Ms. Chappell urges first-time developers not to be intimidated by the development process because the land bank can find experts who will help them along the way.
At the initial workshop an IMEG engineer put together several concepts to show what a housing development might look like and what is feasible and when. That’s invaluable for developers when they reach out to their banker for financing.
“Who do I want to work with?” Mr. Brainard asked. “The hungry young, ambitious people here in the community who care about the community and want to invest in it, the folks who showed up at our workshop, many of them were smaller time contractors and business people who live here and want this place to be better, and they reasonably want to expand their business portfolio.”
Another advantage of land banks is their home rule powers, Ms. Chappell said. For example, in East Moline – where voters have regularly rejected efforts to adopt home rule – the QCLBA allows the city to borrow that home rule authority to clear titles and do other work that would not have been possible without it.
The same could be true for other smaller area cities and Rock Island County, if they elect to join the QC land bank. Ms. Chappell also is interested in working with Iowa Quad Cities neighboring governments. To learn more, contact Ms. Chappell at (309) 524-2043 or [email protected]
As the QC land bank seeks to expand, elsewhere in Western Illinois another group is developing Illinois’ 10th land bank. The fledgling Prairie Hills Land Bank Authority’s goal is to get rid of abandoned buildings and support single-family housing development in an area that includes Mercer and Henry counties in the Quad Cities area.
More lofty aspirations
Also going forward, Mr. Brainard said “one of my aspirations, and it’s pretty lofty, is to create an Illinois Land Bank Association.”

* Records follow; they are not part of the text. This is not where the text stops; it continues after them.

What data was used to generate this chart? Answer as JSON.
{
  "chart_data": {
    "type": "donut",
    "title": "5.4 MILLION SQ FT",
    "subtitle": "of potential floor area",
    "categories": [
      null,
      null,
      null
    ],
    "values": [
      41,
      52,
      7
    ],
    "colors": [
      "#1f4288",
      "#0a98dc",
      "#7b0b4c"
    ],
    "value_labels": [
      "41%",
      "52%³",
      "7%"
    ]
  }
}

It would allow land banks across Illinois to advocate “not just for our own budgets getting support, but for the things we’re trying to fight against.” That includes, he said, an existing tax auction and tax sale process that favors rich absentee investors.
“It’s a statewide issue that requires a statewide response,” he added.

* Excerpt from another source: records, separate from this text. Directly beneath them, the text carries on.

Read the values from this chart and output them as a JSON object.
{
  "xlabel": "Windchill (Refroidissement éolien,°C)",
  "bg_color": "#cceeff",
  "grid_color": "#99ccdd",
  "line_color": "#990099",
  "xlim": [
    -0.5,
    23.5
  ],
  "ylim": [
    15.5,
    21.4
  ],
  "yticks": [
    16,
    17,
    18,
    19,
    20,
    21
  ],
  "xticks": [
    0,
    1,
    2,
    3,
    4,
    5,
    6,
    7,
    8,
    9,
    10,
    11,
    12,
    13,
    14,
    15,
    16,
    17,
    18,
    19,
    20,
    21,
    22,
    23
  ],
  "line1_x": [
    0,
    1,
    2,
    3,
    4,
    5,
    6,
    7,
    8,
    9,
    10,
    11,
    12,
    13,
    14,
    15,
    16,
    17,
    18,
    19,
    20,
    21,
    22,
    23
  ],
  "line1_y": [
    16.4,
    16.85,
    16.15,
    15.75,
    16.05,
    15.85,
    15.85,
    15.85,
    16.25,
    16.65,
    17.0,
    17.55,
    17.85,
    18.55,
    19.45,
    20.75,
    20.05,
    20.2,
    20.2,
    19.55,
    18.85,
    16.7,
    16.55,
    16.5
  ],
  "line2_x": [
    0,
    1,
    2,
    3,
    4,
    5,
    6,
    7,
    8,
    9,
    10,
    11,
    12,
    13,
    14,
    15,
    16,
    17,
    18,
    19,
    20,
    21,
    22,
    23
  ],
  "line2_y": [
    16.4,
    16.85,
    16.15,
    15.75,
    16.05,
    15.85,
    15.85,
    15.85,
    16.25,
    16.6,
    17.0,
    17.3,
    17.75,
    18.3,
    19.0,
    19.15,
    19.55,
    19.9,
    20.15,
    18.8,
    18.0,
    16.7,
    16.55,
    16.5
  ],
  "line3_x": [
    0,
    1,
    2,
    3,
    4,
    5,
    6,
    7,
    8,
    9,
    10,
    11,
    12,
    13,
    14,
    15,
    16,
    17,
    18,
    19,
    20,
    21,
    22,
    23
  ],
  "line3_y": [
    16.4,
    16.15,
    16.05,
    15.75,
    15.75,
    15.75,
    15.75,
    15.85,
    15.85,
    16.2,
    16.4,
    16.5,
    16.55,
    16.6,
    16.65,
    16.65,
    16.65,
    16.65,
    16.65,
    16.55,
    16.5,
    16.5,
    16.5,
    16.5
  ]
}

“The way in which investors far afield can exploit the system and extract wealth from our communities is extraordinary and deeply upsetting,” Mr. Brainard said. “The idea that people from the coast or from Texas or wherever, are able to buy blocks of abandoned properties in investment bundles and they don’t even know or care what actually is in it.”
Then, he said, they “sell off the 80% that are of some kind of value and then just abandon the rest and gradually, just grind down our housing stock into nothing.”

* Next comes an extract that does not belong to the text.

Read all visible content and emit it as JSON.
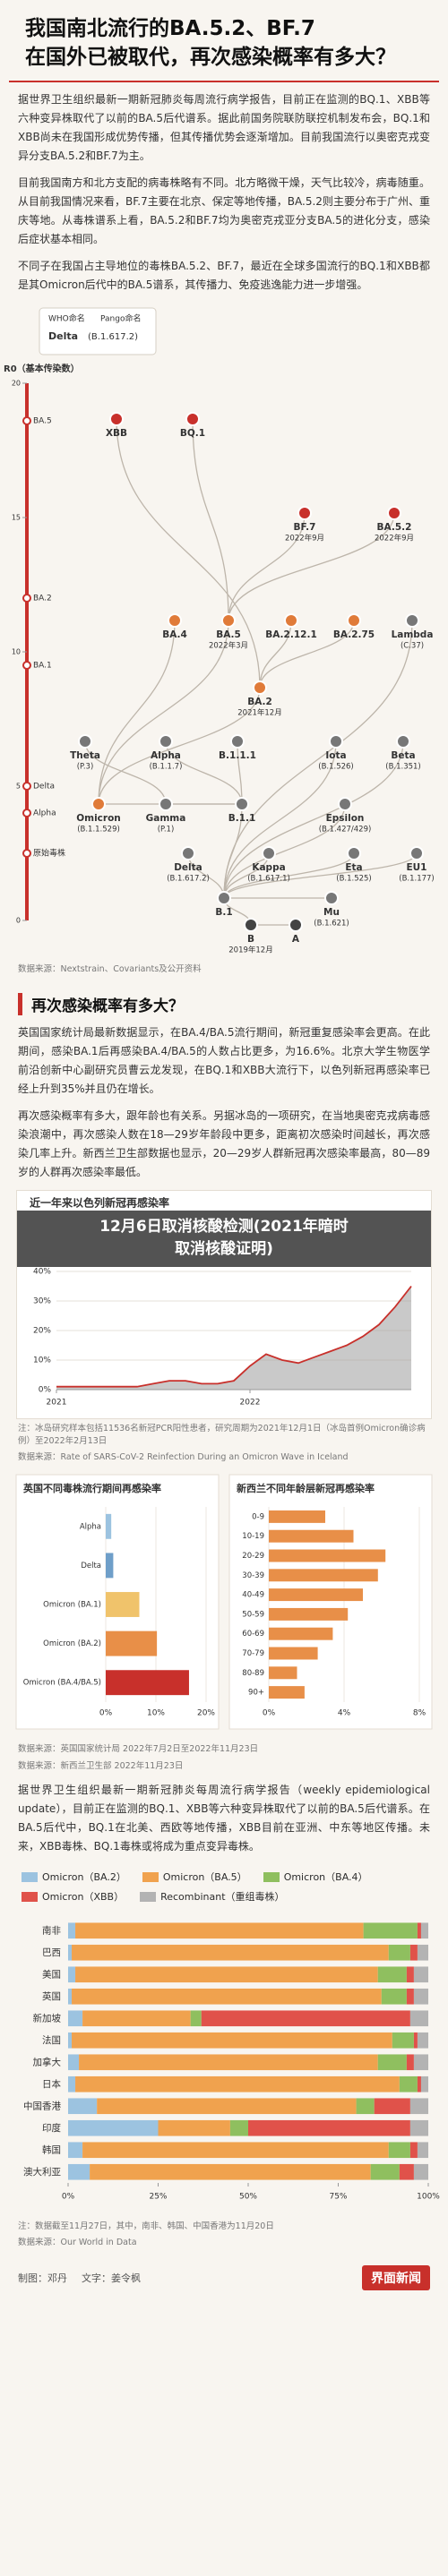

They also stick the community with the bill for mowing yards and tearing houses down when they’re not salvageable anymore.
A statewide association also could help address the absence of significant and direct Illinois state government investment in land banks and the work they do.
While IHDA’s initial contributions to the QCLBA were welcome as was a second grant it later awarded, to date Illinois has directly invested in just three large land banks including one in Cook County. And they received funding only after exhaustive lobbying, Mr. Brainard said.
The price of not investing is substantial.
“The majority of your built environment is housing, and housing is the baseline of community,” he said. “Families move in there and put more kids in the schools. If they can’t find good quality housing that meets their needs, you can’t find employees to come work at your business.”
That means, he added, “If they can’t find housing that meets their needs, you’re not going to find that people want to stay in your community as they transition out of the workforce. If they can’t find housing that meets their needs, it intersects with all these different issues.”

LAND BANK AT A GLANCE
- Formed in April 2022.
- hired Program Manager Mary Chappell in September 2022.
- Properties in inventory – 6.
- Properties under management – 7.
- March 2025 workshop attendees – 45, including 14 local contractors.